2. Forced to subsist off of human flesh
In 1973, an Uruguayan rugby team crashed in the Andes mountains and managed to survive 72 days in the remote mountains before being rescued. The group were only rescued after two passengers made a 10-day trek across the Andes before finding someone who could alert authorities. Sadly, there were 29 fatalities over the duration of the ordeal, and in order for the remaining 16 survivors to stay alive and not to starve to death they partook in cannibalism. Survivors of the crash have written books about their time on the mountain, and in 1993 the movie Alive was released, documenting the group's survival against all odds.
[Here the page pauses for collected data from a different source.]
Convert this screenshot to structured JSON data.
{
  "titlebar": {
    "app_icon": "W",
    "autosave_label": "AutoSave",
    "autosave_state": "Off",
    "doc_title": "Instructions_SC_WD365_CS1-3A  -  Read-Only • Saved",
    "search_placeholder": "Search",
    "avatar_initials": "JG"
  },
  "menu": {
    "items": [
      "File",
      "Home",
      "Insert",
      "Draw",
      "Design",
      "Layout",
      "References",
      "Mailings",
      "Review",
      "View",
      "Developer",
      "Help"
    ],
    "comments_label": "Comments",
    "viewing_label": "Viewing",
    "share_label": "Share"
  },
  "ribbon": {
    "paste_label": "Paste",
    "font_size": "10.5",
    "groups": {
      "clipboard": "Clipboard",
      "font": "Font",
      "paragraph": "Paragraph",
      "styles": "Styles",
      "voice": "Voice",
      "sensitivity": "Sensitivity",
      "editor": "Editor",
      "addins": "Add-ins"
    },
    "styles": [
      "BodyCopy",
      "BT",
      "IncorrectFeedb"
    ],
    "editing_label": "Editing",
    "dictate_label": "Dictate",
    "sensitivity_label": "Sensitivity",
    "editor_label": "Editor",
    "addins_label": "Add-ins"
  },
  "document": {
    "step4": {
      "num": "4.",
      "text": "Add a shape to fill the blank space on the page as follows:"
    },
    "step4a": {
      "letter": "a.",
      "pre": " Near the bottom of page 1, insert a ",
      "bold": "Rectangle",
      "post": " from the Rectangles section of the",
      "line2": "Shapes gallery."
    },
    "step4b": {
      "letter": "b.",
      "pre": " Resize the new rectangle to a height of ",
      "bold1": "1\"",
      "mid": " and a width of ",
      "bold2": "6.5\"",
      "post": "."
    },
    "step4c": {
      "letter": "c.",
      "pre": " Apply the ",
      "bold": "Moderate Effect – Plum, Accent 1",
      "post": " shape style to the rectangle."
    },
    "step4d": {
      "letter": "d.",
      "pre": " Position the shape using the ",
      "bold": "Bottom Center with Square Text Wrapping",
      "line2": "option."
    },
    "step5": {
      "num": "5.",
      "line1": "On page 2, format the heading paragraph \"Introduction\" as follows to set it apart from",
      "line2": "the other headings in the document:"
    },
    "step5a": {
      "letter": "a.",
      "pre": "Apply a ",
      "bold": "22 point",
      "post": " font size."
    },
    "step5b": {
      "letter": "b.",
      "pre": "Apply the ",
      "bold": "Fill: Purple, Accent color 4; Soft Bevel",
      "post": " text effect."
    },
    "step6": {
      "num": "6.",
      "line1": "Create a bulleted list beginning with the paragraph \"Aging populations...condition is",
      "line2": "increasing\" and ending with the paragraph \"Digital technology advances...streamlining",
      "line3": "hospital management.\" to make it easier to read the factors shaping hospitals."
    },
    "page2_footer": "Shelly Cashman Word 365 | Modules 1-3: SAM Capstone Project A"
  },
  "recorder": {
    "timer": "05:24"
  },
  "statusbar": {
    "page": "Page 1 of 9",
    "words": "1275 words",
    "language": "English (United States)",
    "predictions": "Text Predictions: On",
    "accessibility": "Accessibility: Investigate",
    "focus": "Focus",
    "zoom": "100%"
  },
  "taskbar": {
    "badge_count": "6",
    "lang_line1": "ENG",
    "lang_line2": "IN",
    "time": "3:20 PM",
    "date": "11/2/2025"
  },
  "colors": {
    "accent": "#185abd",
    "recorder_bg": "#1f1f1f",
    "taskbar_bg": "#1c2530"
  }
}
3. Triumphing over not one but two disasters
In 1985, climbers Joe Simpson and Simon Yates set out to be the first to scale the West Face of Siula Grande in the Andes. After successfully scaling the mountain, Joe Simpson shattered his right leg on the descent, and with dwindling supplies, the two needed to descend the mountain as quick as possible. Tying ropes together Yates lowered Simpson down the North Ridge, but after running into trouble Yates made the decision to cut the rope that connected him to his injured friend, meaning he could descend and escape the oncoming cold weather, even though it meant he was essentially killing his friend who fell into a crevasse. However, as it turned out, Simpson survived the fall and in an amazing feat of endurance somehow managed to crawl back to camp on his own. Eventually, Simpson wrote a book about his journey and it was made into a documentary in 2003.
4. 13 days in hell couldn't deter him
In 1982 New Zealand mountaineer Mark Inglis and his climbing partner Philip Doole were stuck in a snow cave on 12, 218ft high Mt. Cook, for 13 days due to an intense blizzard. When the two were rescued they were badly frost bitten, and as a result both of Inglis' legs were amputated below the knee. Undeterred by his disability, Mark Inglis has since gone on to successfully climb not only Mt. Cook as a double amputee, but also the 26,906ft high Cho Oyu, and in 2006 became the first double amputee to reach the summit of Mt. Everest after a 40 day climb.
5. A vacation turns into a jungle nightmare
In 1971, while 17-year-old Juliane Koepcke was traveling with her mother to meet her father in Pucallpa, Peru, their plane was struck by lighting and broke up in mid-air. Koepcke fell 10,000 feet to the ground still strapped in her seat. The high school student managed to survive the fall but sustained a broken collarbone, a gash to her right arm, and swollen right eye. Able to find some candy and locate a small stream, she relied on the survival knowledge she had gained from her father that trekking downstream should eventually lead to civilization. After 10 days of walking and swimming through the Peruvian jungle, Koepcke eventually found a boat and shelter and used gasoline from the boats to extract 35 maggots from her arm injury before she was found by lumbermen. After a seven-hour canoe ride, and an airlift to hospital she was reunited with her father. Sadly, Juliane's mother did not make it.